NEWS OF THE WEEK.
THE chief political event of the week is the failure to reach a compromise on the Education Bill, the House of Lords on Wednesday, on the motion of Lord Lansdowne, insisting on its amendments. We have dealt at length else- where with the whole situation, and will only say here that it appears to be universally admitted that the rejection of the Bill was due to Mr. Balfour. There does not seem to have been any very strong objection to a compromise on the part of the Peers themselves ; but just as they were willing to be guided by Mr. Balfour's advice to accept the Trade Disputes Bill, so they proved willing to take his advice to reject the Education Bill, or, to be. more exact, to refuse to be satisfied with the very considerable amendments and concessions which the Government were prepared to make on their original measure. We desire to be absolutely fair to Mr.

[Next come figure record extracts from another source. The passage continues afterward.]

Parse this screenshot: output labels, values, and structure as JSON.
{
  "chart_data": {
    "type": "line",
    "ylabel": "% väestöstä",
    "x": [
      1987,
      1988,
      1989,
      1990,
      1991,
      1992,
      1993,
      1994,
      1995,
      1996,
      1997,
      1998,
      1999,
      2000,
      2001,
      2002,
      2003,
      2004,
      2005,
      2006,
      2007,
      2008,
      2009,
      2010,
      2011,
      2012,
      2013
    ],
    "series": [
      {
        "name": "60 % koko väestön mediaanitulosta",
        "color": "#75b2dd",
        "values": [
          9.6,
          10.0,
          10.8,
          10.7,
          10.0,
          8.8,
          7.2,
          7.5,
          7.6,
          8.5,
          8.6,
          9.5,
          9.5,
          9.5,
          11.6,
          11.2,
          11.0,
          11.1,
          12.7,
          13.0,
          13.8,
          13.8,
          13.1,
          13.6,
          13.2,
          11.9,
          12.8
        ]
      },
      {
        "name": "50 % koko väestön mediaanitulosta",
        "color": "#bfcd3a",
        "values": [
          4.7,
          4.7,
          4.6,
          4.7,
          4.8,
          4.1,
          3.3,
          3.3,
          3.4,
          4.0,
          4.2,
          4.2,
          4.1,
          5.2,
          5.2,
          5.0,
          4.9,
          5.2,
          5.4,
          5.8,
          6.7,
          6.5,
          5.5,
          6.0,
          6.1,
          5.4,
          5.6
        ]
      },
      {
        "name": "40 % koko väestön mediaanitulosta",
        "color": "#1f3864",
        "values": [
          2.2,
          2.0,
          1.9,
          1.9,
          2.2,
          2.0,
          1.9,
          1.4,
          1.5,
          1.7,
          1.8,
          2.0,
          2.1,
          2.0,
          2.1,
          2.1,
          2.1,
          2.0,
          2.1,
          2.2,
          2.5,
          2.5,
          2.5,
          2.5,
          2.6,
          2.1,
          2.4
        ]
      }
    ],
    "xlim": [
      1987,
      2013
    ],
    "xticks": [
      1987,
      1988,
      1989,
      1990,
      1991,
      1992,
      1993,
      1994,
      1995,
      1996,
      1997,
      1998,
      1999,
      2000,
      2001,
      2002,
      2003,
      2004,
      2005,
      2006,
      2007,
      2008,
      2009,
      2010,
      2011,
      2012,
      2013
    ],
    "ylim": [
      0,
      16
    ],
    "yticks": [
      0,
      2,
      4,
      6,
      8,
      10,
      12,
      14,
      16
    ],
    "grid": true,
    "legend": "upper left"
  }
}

Balfour, who, We regret to record, is at the moment laid up with a severe attack of influenza; but we do not think that we are doing him an injustice when we say that the advice which he tendered to the Peers, and which they unhappily accepted, was given as Leader of the Opposition, and with a view to embarrass the Government and place them in a difficulty,
• rather than as the friend of the Church of England or of religious education in its widest and best sense, or, again, as a Conservative statesman anxious that the House of Lords should retain its position in the Constitution, and deserve the confidence of the country as a whole. In ordinary times and in ordinary circumstances the principle that it is the business of the Leader of the Opposition to support nothing, to oppose everything, and to embarrass and turn out the Government may work well enough. There are moments, however, when higher considerations should prevail, and in our opinion this was one of them.